In this work, several sulfide-containing derivatives of cyclen have been considered as Ag+ chelators. Potentiometric and spectrophotometric results showed that these compounds formed a very stable AgL complex at physiological pH, but complex stability was remarkably high also in very acidic solutions where protonated species (e.g., AgHL) predominated. Compounds bearing four sulfide arms (DO4S and DO4S4Me) were demonstrated to form the most stable complexes. The complexes formed by compounds with three sulfide chains, that is, DO3S and DO3SAm, were however not much weaker: this finding was explained by DFT calculations, NMR measurements, and the available X-ray structure of DO4S,[38] which indicated that only two among the four sulfur atoms can simultaneously coordinate Ag+. The highest stability displayed by the compounds bearing four sulfide arms can thus be attributed to statistical effects.
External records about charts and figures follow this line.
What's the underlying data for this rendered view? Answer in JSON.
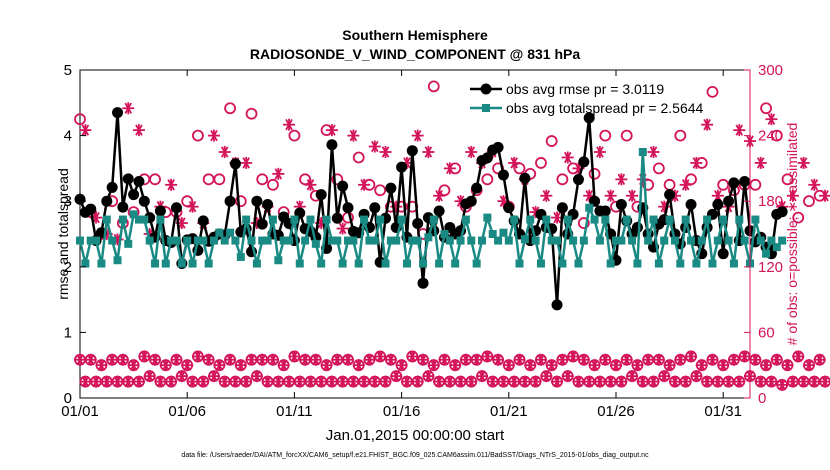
{
  "chart_data": {
    "type": "line",
    "title": "Southern Hemisphere",
    "subtitle": "RADIOSONDE_V_WIND_COMPONENT @ 831 hPa",
    "xlabel": "Jan.01,2015 00:00:00 start",
    "ylabel": "rmse and totalspread",
    "ylabel_right": "# of obs: o=possible; ∗=assimilated",
    "footer": "data file: /Users/raeder/DAI/ATM_forcXX/CAM6_setup/f.e21.FHIST_BGC.f09_025.CAM6assim.011/BadSST/Diags_NTrS_2015-01/obs_diag_output.nc",
    "xlim": [
      1,
      32.25
    ],
    "ylim": [
      0,
      5
    ],
    "ylim_right": [
      0,
      300
    ],
    "xticks": [
      1,
      6,
      11,
      16,
      21,
      26,
      31
    ],
    "xtick_labels": [
      "01/01",
      "01/06",
      "01/11",
      "01/16",
      "01/21",
      "01/26",
      "01/31"
    ],
    "yticks": [
      0,
      1,
      2,
      3,
      4,
      5
    ],
    "ytick_labels": [
      "0",
      "1",
      "2",
      "3",
      "4",
      "5"
    ],
    "yticks_right": [
      0,
      60,
      120,
      180,
      240,
      300
    ],
    "ytick_labels_right": [
      "0",
      "60",
      "120",
      "180",
      "240",
      "300"
    ],
    "legend_position": "top-right",
    "series": [
      {
        "name": "obs avg rmse pr = 3.0119",
        "color": "#000000",
        "marker": "circle",
        "values": [
          3.03,
          2.83,
          2.88,
          2.4,
          2.52,
          3.0,
          3.21,
          4.35,
          2.91,
          3.34,
          3.1,
          3.3,
          3.0,
          2.75,
          2.45,
          2.85,
          2.4,
          2.37,
          2.9,
          2.05,
          2.41,
          2.43,
          2.25,
          2.7,
          2.39,
          2.45,
          2.5,
          2.48,
          3.0,
          3.57,
          2.53,
          2.58,
          2.23,
          3.0,
          2.65,
          2.95,
          2.5,
          2.48,
          2.76,
          2.66,
          2.4,
          2.82,
          2.58,
          2.54,
          2.45,
          3.1,
          2.28,
          3.86,
          2.74,
          3.23,
          2.9,
          2.54,
          2.52,
          2.8,
          2.6,
          2.9,
          2.07,
          2.74,
          3.2,
          2.6,
          3.52,
          2.45,
          3.77,
          2.66,
          1.75,
          2.75,
          2.55,
          2.85,
          2.45,
          2.6,
          2.5,
          2.55,
          2.96,
          3.0,
          3.2,
          3.62,
          3.66,
          3.78,
          3.82,
          3.4,
          2.9,
          2.7,
          2.5,
          3.35,
          2.4,
          2.55,
          2.8,
          2.6,
          2.58,
          1.42,
          2.9,
          2.5,
          2.8,
          3.33,
          3.6,
          4.27,
          3.0,
          2.85,
          2.85,
          2.5,
          2.1,
          2.95,
          2.7,
          2.5,
          2.6,
          2.9,
          2.5,
          2.3,
          2.65,
          2.72,
          3.1,
          2.5,
          2.35,
          2.6,
          2.95,
          2.4,
          2.2,
          2.6,
          2.8,
          2.95,
          2.2,
          3.0,
          3.28,
          2.4,
          3.3,
          2.55,
          2.38,
          2.45,
          2.3,
          2.2,
          2.8,
          2.84
        ],
        "legend_label": "obs avg rmse pr = 3.0119"
      },
      {
        "name": "obs avg totalspread pr = 2.5644",
        "color": "#1a8b84",
        "marker": "square",
        "values": [
          2.4,
          2.05,
          2.4,
          2.4,
          2.05,
          2.72,
          2.4,
          2.1,
          2.72,
          2.35,
          2.8,
          2.72,
          2.72,
          2.4,
          2.05,
          2.72,
          2.05,
          2.4,
          2.4,
          2.05,
          2.4,
          2.05,
          2.4,
          2.4,
          2.05,
          2.4,
          2.52,
          2.4,
          2.52,
          2.4,
          2.15,
          2.72,
          2.4,
          2.05,
          2.4,
          2.4,
          2.72,
          2.1,
          2.4,
          2.4,
          2.72,
          2.05,
          2.4,
          2.72,
          2.35,
          2.05,
          2.72,
          2.4,
          2.4,
          2.05,
          2.4,
          2.4,
          2.05,
          2.72,
          2.4,
          2.4,
          2.72,
          2.05,
          2.4,
          2.4,
          2.72,
          2.05,
          2.4,
          2.4,
          2.05,
          2.45,
          2.72,
          2.05,
          2.5,
          2.4,
          2.05,
          2.4,
          2.72,
          2.4,
          2.05,
          2.4,
          2.75,
          2.5,
          2.4,
          2.52,
          2.4,
          2.72,
          2.05,
          2.42,
          2.72,
          2.4,
          2.05,
          2.72,
          2.4,
          2.4,
          2.05,
          2.72,
          2.4,
          2.05,
          2.4,
          2.9,
          2.72,
          2.4,
          2.72,
          2.05,
          2.4,
          2.4,
          2.72,
          2.4,
          2.05,
          3.75,
          2.4,
          2.72,
          2.05,
          2.4,
          2.72,
          2.4,
          2.05,
          2.72,
          2.4,
          2.05,
          2.4,
          2.72,
          2.05,
          2.4,
          2.72,
          2.4,
          2.05,
          2.72,
          2.4,
          2.05,
          2.72,
          2.4,
          2.2,
          2.4,
          2.3,
          2.4
        ],
        "legend_label": "obs avg totalspread pr = 2.5644"
      }
    ],
    "obs_possible": {
      "name": "possible",
      "color": "#d4145a",
      "marker": "circle-open",
      "values": [
        255,
        200,
        170,
        265,
        150,
        260,
        180,
        275,
        160,
        265,
        170,
        260,
        200,
        275,
        200,
        255,
        170,
        230,
        170,
        265,
        180,
        200,
        240,
        175,
        200,
        255,
        200,
        240,
        265,
        265,
        180,
        240,
        260,
        195,
        200,
        265,
        195,
        220,
        170,
        190,
        240,
        280,
        200,
        275,
        185,
        205,
        245,
        250,
        200,
        270,
        165,
        285,
        220,
        240,
        195,
        245,
        190,
        190,
        175,
        245,
        175,
        260,
        175,
        265,
        150,
        220,
        285,
        270,
        190,
        265,
        210,
        280,
        175,
        265,
        190,
        240,
        200,
        285,
        210,
        240,
        175,
        220,
        210,
        200,
        205,
        255,
        215,
        255,
        235,
        245,
        200,
        215,
        210,
        255,
        160,
        170,
        205,
        200,
        240,
        230,
        175,
        185,
        240,
        205,
        175,
        260,
        195,
        250,
        210,
        240,
        195,
        215,
        240,
        265,
        200,
        180,
        215,
        205,
        280,
        205,
        195,
        280,
        190,
        250,
        195,
        235,
        195,
        250,
        265,
        165,
        240,
        225,
        200,
        190,
        165,
        170,
        180,
        175,
        185,
        200
      ]
    },
    "obs_assimilated": {
      "name": "assimilated",
      "color": "#d4145a",
      "marker": "star",
      "values": [
        240,
        245,
        185,
        165,
        250,
        150,
        160,
        145,
        170,
        265,
        180,
        245,
        275,
        150,
        175,
        175,
        210,
        195,
        180,
        160,
        225,
        175,
        255,
        160,
        210,
        240,
        185,
        225,
        175,
        215,
        175,
        215,
        235,
        160,
        205,
        175,
        250,
        205,
        195,
        250,
        175,
        175,
        235,
        195,
        210,
        160,
        175,
        245,
        185,
        155,
        265,
        240,
        185,
        195,
        180,
        230,
        200,
        225,
        180,
        175,
        210,
        215,
        175,
        240,
        190,
        225,
        175,
        185,
        240,
        210,
        200,
        180,
        180,
        225,
        190,
        215,
        170,
        225,
        250,
        180,
        195,
        215,
        190,
        200,
        230,
        170,
        250,
        185,
        235,
        165,
        175,
        220,
        195,
        210,
        205,
        185,
        175,
        225,
        185,
        185,
        250,
        200,
        175,
        185,
        230,
        200,
        195,
        225,
        185,
        175,
        235,
        185,
        245,
        195,
        170,
        215,
        180,
        250,
        200,
        185,
        185,
        175,
        200,
        245,
        255,
        235,
        200,
        215,
        165,
        255,
        185,
        175,
        185,
        185,
        180,
        215,
        190,
        195,
        185,
        185
      ]
    },
    "obs_possible_low": [
      35,
      15,
      35,
      15,
      30,
      15,
      35,
      15,
      35,
      15,
      30,
      15,
      38,
      20,
      35,
      15,
      30,
      15,
      35,
      20,
      30,
      15,
      38,
      15,
      35,
      20,
      30,
      15,
      35,
      15,
      30,
      15,
      35,
      20,
      35,
      15,
      35,
      15,
      30,
      15,
      38,
      15,
      35,
      15,
      35,
      15,
      30,
      15,
      35,
      15,
      35,
      15,
      30,
      15,
      35,
      15,
      38,
      15,
      35,
      20,
      30,
      15,
      38,
      15,
      35,
      20,
      30,
      15,
      35,
      15,
      30,
      15,
      35,
      15,
      35,
      20,
      38,
      15,
      35,
      15,
      30,
      15,
      35,
      15,
      30,
      15,
      35,
      20,
      30,
      15,
      35,
      20,
      38,
      15,
      35,
      15,
      30,
      15,
      35,
      15,
      30,
      15,
      35,
      20,
      30,
      15,
      35,
      15,
      35,
      20,
      30,
      15,
      35,
      15,
      38,
      20,
      30,
      15,
      35,
      15,
      30,
      15,
      35,
      15,
      38,
      20,
      35,
      15,
      30,
      15,
      35,
      12,
      30,
      15,
      38,
      15,
      30,
      15,
      35,
      15
    ],
    "obs_assimilated_low": [
      35,
      15,
      35,
      15,
      30,
      15,
      35,
      15,
      35,
      15,
      30,
      15,
      38,
      20,
      35,
      15,
      30,
      15,
      35,
      20,
      30,
      15,
      38,
      15,
      35,
      20,
      30,
      15,
      35,
      15,
      30,
      15,
      35,
      20,
      35,
      15,
      35,
      15,
      30,
      15,
      38,
      15,
      35,
      15,
      35,
      15,
      30,
      15,
      35,
      15,
      35,
      15,
      30,
      15,
      35,
      15,
      38,
      15,
      35,
      20,
      30,
      15,
      38,
      15,
      35,
      20,
      30,
      15,
      35,
      15,
      30,
      15,
      35,
      15,
      35,
      20,
      38,
      15,
      35,
      15,
      30,
      15,
      35,
      15,
      30,
      15,
      35,
      20,
      30,
      15,
      35,
      20,
      38,
      15,
      35,
      15,
      30,
      15,
      35,
      15,
      30,
      15,
      35,
      20,
      30,
      15,
      35,
      15,
      35,
      20,
      30,
      15,
      35,
      15,
      38,
      20,
      30,
      15,
      35,
      15,
      30,
      15,
      35,
      15,
      38,
      20,
      35,
      15,
      30,
      15,
      35,
      12,
      30,
      15,
      38,
      15,
      30,
      15,
      35,
      15
    ]
  }
}
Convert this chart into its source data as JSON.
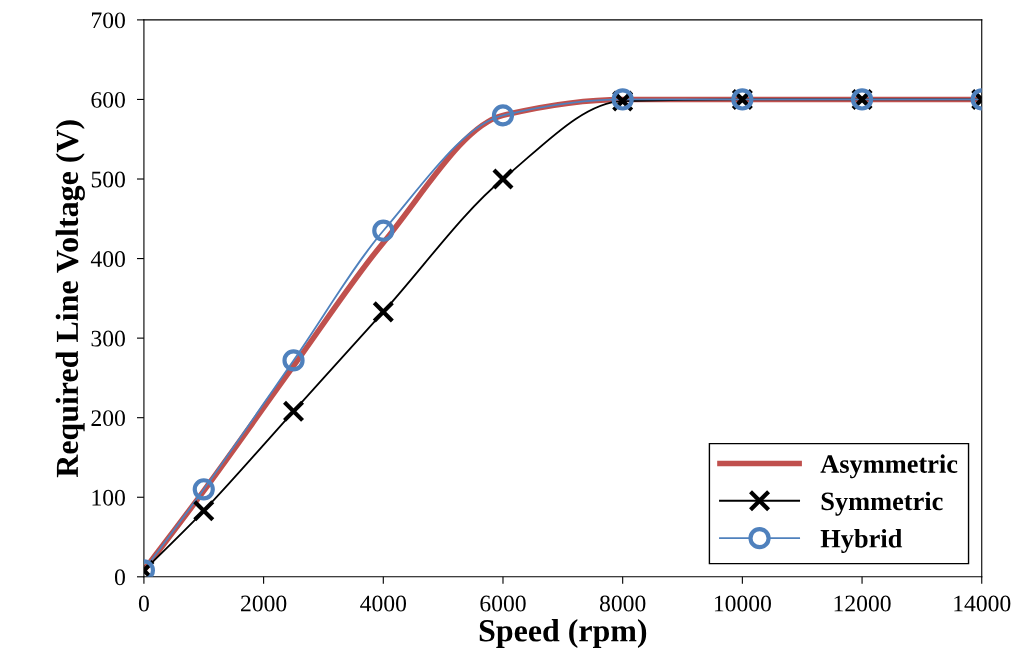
{
  "chart_data": {
    "type": "line",
    "xlabel": "Speed (rpm)",
    "ylabel": "Required Line Voltage (V)",
    "x": [
      0,
      1000,
      2500,
      4000,
      6000,
      8000,
      10000,
      12000,
      14000
    ],
    "series": [
      {
        "name": "Asymmetric",
        "color": "#c0504d",
        "marker": "none",
        "values": [
          8,
          108,
          265,
          420,
          580,
          600,
          600,
          600,
          600
        ]
      },
      {
        "name": "Symmetric",
        "color": "#000000",
        "marker": "cross",
        "values": [
          8,
          83,
          208,
          333,
          500,
          598,
          600,
          600,
          600
        ]
      },
      {
        "name": "Hybrid",
        "color": "#4f81bd",
        "marker": "circle",
        "values": [
          8,
          110,
          272,
          435,
          580,
          600,
          600,
          600,
          600
        ]
      }
    ],
    "xlim": [
      0,
      14000
    ],
    "xticks": [
      0,
      2000,
      4000,
      6000,
      8000,
      10000,
      12000,
      14000
    ],
    "ylim": [
      0,
      700
    ],
    "yticks": [
      0,
      100,
      200,
      300,
      400,
      500,
      600,
      700
    ],
    "grid": false,
    "legend": "bottom right",
    "line_style": "solid"
  }
}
The formation of a distorted tetrahedral structure around Ag+ was demonstrated through DFT calculations. Among the eight possible coordinating groups of DO4S, only the two opposite N atoms (i.e., N1 and N7 on the cyclen ring) and the corresponding sulfide arms were bound to Ag+. A weaker coordination by the remaining two nitrogens was also computed to occur. Detailed energy calculations indicated that the AgL+ complexes of DO4S, DO3S, and DO4S4Me have similar properties, whereas the AgHL2+ complex of DO4S is less stable due to higher distortion.

The high thermodynamic stability obtained with natural Ag+ was confirmed by preliminary experiments performed with [111Ag]Ag+. Radiolabeling data showed that the metal ion was rapidly and efficiently bound by DO4S at various pH and also at room temperature. DO4S4Me, on the other hand, gave quantitative radiolabeling only at a higher temperature, suggesting that the addition of a rigid chiral backbone onto the DO4S structure with the intention of increasing its stability may also hamper the labeling kinetics. Both ligands were indeed effective in preventing transmetalation reactions with Zn2+, and they formed selectively a complex with Ag+ in the presence of Cu2+ and Cd2+.

All these results strongly suggest that the proposed class of ligands, including sulfide side arms on a cyclen backbone, are very promising to be used as bifunctional chelators in nuclear medicine when 111Ag (or another soft metal ion) is used as a theranostic radioisotope. As well, the very high affinity of these ligands toward Ag+ may suggest their use for the recovery or the recycling of this metal ion at environmental conditions. DOTA and its analogues, the most used metal chelators in environmental and clinical chemistry, are devoted to strongly complex only hard or borderline ions whereas the sulfanyl derivatives were actually shown to form much stronger complexes with Ag+. In this connection, the latter can be proposed as a complementary class of ligands which are able to complex those ions which cannot be as strongly bound by DOTA-like compounds.